There is also another possible concern. In the previous Tendermint, proposals can be validated immediately after the proposals are received, but now they can’t. Yes, now proposals can be validated only after the “propose” timeout. Although the timing is delayed,validation will be taken care of by the gossip communication property. Furthermore, the change does not defy the correctness and liveness properties.
Experiment & Result
From CodeChain binaries with randomized leader elections turned on, we organized the local network with a total of six nodes. The Propose timeout was loosely set to 4000ms to mitigate system parameter failures. This parameter defines the proposal exchange time between nodes.

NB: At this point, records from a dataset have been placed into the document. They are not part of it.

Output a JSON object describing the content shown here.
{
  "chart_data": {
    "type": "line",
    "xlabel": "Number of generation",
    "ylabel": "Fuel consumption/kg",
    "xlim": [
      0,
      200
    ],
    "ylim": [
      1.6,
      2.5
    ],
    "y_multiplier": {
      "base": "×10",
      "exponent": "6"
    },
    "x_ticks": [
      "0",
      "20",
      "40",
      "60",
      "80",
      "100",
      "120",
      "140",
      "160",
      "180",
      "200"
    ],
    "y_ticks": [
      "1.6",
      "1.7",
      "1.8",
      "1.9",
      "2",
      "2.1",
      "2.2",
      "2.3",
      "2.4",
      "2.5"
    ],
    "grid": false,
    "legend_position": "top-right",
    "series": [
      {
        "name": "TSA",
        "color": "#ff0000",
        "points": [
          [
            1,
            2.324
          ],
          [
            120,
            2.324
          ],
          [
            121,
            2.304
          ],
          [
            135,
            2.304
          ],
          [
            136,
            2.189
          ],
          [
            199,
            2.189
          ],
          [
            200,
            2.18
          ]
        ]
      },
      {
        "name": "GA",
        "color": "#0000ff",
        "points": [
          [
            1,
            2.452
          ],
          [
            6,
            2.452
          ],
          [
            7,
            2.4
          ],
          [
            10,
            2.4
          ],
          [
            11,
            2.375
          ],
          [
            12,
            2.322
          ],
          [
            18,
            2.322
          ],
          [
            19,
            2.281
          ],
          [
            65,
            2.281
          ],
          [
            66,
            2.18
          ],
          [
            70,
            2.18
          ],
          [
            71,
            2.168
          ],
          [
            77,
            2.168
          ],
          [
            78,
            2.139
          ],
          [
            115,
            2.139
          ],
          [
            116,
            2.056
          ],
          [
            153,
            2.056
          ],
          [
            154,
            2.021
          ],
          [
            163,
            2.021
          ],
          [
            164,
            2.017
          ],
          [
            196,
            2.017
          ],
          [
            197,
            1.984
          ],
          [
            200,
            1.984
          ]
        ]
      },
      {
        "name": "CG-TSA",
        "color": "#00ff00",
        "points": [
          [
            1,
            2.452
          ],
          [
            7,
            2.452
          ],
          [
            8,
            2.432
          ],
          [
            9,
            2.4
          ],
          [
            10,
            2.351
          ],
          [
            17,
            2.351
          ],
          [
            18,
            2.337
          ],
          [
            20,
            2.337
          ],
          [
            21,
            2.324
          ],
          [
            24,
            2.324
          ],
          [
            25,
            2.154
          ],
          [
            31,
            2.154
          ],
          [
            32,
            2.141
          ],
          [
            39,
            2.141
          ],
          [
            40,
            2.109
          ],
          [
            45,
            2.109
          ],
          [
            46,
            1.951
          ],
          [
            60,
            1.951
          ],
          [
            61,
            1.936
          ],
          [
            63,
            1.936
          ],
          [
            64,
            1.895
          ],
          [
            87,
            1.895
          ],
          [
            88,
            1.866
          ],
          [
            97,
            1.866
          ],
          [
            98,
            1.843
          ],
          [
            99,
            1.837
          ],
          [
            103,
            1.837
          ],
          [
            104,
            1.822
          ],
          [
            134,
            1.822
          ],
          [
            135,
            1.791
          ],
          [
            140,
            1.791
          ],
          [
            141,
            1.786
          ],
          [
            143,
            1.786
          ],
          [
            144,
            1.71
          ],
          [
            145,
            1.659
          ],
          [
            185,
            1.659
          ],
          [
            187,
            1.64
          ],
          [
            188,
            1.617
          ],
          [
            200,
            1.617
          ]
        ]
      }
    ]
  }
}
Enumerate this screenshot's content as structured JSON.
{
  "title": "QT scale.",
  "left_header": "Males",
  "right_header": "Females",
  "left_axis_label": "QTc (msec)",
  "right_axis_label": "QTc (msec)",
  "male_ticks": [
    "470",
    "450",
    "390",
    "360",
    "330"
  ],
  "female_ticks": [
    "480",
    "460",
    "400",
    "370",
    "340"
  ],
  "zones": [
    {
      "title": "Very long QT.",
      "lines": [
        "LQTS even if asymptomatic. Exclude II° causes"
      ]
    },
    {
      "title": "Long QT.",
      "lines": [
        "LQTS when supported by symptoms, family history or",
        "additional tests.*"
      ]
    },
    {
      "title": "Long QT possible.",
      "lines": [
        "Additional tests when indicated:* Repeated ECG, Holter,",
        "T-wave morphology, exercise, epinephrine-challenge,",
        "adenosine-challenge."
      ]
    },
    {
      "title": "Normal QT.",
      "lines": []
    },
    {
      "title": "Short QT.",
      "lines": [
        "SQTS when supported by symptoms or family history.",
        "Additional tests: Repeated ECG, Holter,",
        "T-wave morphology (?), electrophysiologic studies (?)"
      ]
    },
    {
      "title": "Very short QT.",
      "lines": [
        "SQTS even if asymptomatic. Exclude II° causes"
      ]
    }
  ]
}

Every node will pre-vote for the highest priority proposal it has ever seen within the timeout period. For sortition parameters, I normalized each node’s stake, treating the total as 1000 and set the expected elected_sub_users as 7.0. Lastly, I produced the consensus and sortition data for 99829 blocks. In the first case, delegations are equal between the nodes.
In the ideal environment, each node’s frequency is expected to be equal. From the viewpoint of a normal distribution, each node’s election frequency follows N(np, np(1-p)) where the probability of being the leader of a round is 1/6. The expected frequency and the standard deviation are 16638 and 117.8 respectively. Ideal values are included in the 95% confidence interval, which is marked by the above error bar.
In the second case, the delegations vary between nodes. For nodes from node 1 to node 6, the delegations are 100,000, 200,000, 300,000, 400,000, 500,000, 600,000 respectively.
Also in this case, election frequencies are expected to follow the normal distribution. Ideal values are included in the 95% confidence interval, which is marked by the above error bar. The result is statistically reliable to be interpreted as random.
The average number of elections also followed the initial theoretical parameters. The average number of elected sub-users and the standard deviation was expected to be 7.0 and 2.637 respectively. In the uniform delegation case, the average number of elected sub-users per round is 6.96, and the standard deviation is 2.631. In various delegation cases, the average number of elected sub-users per round is 6.98 and the standard deviation is 2.630.
Conclusion
We examined how two simple systems can be combined to produce a randomized leader election based Tendermint implementation. We also showed that the random quality of our VRF implementation is comparable to “dev/urandom”’s. Therefore, the secp256k1 based ECVRF is favorable to be used in randomized leader elections. With Tenderand, we can effectively defend against DOS attacks in public blockchains.